The plastic bag levy will increase from 28 cents a bag to 32 cents from 1 April 2024, and to encourage the uptake of more efficient lighting such as light-emitting diode bulbs and reduce electricity demand, the incandescent light bulb levy will rise from R15 to R20 per light bulb from 1 April 2024. The carbon tax increases from R159 to R190 per tonne of carbon dioxide equivalent from 3 April 2024.
Two long-term reforms — the two-pot retirement system and the minimum corporate tax rate — will be implemented in 2024-25. The global minimum tax of 15% applies to large multinational groups of companies from 1 January 2024.
According to the budget document, over the next three years South Africa’s economy is forecast to grow at an average of 1.6%, a moderate improvement on the 1.4% average expected at the time of the 2023 medium term budget policy statement (MTBPS).
“The outlook is supported by an expected recovery in household spending as inflation declines, and an increase in energy-related fixed investments. Power cuts and operational problems in freight rail and ports continue to disrupt economic activity and limit the country’s export potential,” the review noted.
Investment remains low because of weak confidence and difficult business conditions linked to these structural constraints.
South Africa has experienced more than a decade of weak economic growth. GDP growth has averaged only 0.8% annually since 2012, entrenching high levels of unemployment and poverty.
“Household consumption remains under significant pressure after contracting for two consecutive quarters in 2023. This reflects the effects of inflation and borrowing costs, weak consumer confidence and shrinking real incomes,” the review noted.
But growth in credit extended to households has steadily declined since February 2023.
“The household consumption forecast for 2024 has been revised down to 1.3% compared to 1.4% at the time of the 2023 MTBPS. Risks to the near-term outlook remain skewed to the downside due to the possibility of food prices remaining elevated for a large percentage of households even as inflation declines and tight credit conditions ease.
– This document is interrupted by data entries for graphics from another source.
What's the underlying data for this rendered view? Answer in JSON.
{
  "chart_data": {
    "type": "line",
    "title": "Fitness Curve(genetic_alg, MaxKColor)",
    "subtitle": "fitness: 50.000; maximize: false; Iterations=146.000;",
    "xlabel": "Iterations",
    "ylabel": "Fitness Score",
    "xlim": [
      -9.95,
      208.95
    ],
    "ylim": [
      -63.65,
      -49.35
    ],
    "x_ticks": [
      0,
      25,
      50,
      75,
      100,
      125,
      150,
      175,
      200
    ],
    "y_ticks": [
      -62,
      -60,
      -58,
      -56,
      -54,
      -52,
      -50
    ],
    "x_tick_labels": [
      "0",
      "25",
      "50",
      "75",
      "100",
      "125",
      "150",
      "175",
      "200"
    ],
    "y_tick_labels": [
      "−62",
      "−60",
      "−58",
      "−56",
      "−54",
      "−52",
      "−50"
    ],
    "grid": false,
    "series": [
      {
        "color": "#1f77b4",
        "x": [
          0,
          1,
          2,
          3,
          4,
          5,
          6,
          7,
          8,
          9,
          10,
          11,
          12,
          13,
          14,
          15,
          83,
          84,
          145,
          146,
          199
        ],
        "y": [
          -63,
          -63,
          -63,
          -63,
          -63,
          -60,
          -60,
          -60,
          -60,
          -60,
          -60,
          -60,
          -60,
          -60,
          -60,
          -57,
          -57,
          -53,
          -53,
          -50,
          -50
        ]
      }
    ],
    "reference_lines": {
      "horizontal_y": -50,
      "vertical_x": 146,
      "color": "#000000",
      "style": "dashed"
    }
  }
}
Improvements in confidence, employment and real incomes, alongside an anticipated easing of interest rates by the end of 2024, will sustainably raise household spending over the medium term.”
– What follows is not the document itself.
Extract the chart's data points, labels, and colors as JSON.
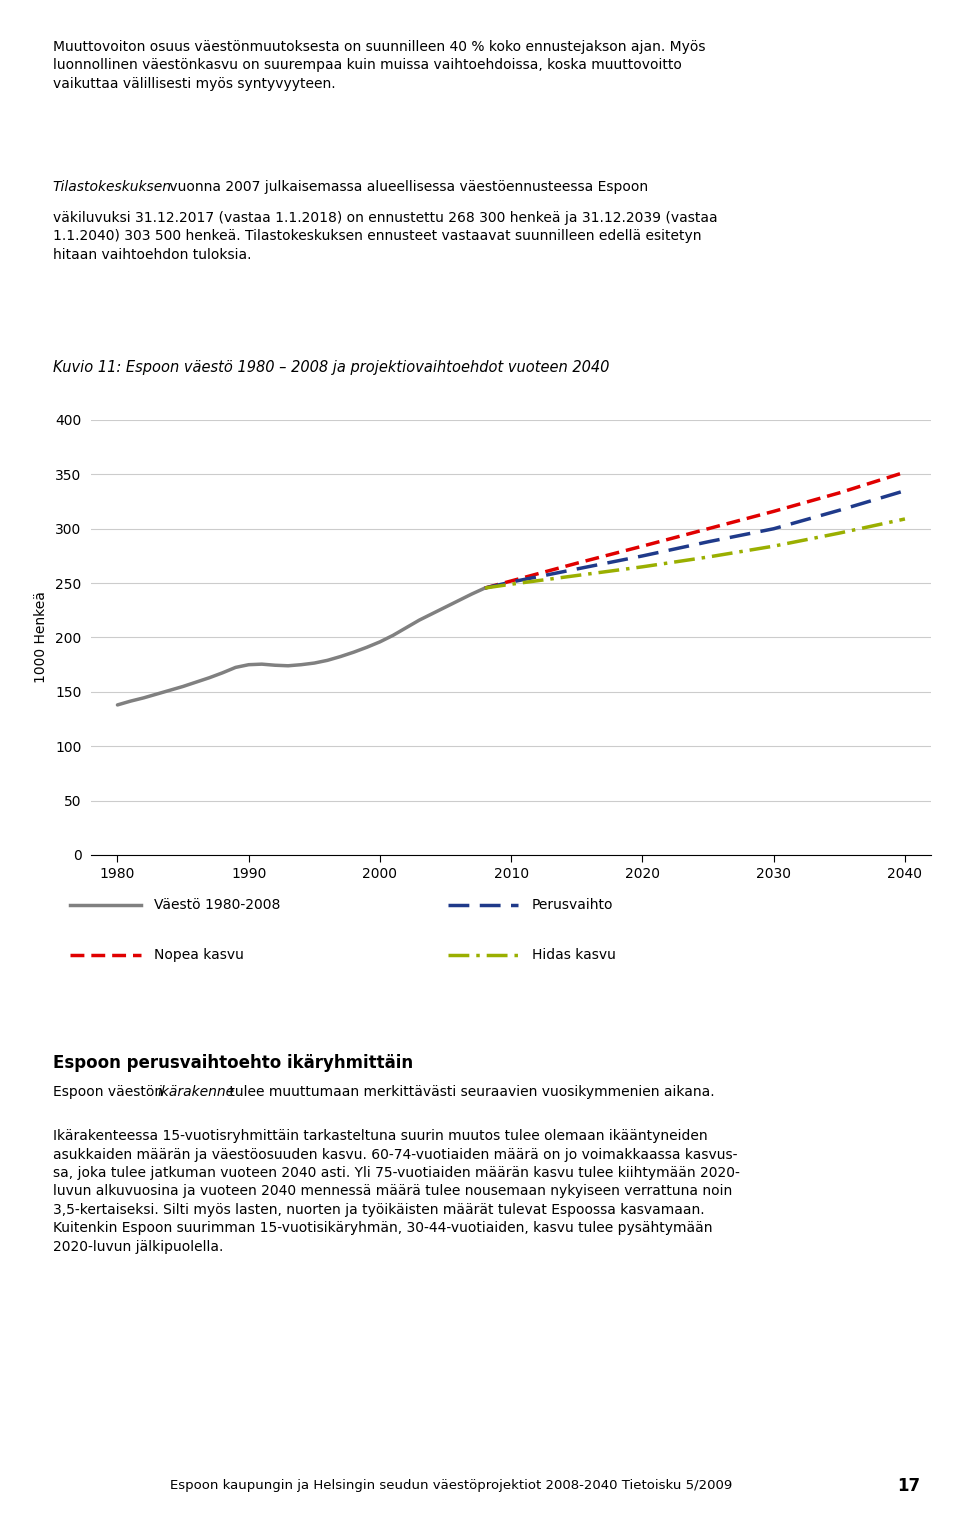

To turn the tide and raise economic growth the review noted that the government is “prioritising energy and logistics reforms, along with measures to arrest the decline in state capacity”.
“Successful efforts to improve the fiscal position, complete structural reforms and bolster the capacity of the state will, in combination, reduce borrowing costs, raise confidence, increase investment and employment, and accelerate economic growth.”
Over the next three years, tax revenue is expected to grow by R401.7 billion, reaching R2.13 trillion in 2026-27 and a tax-to-GDP ratio of 25.3%.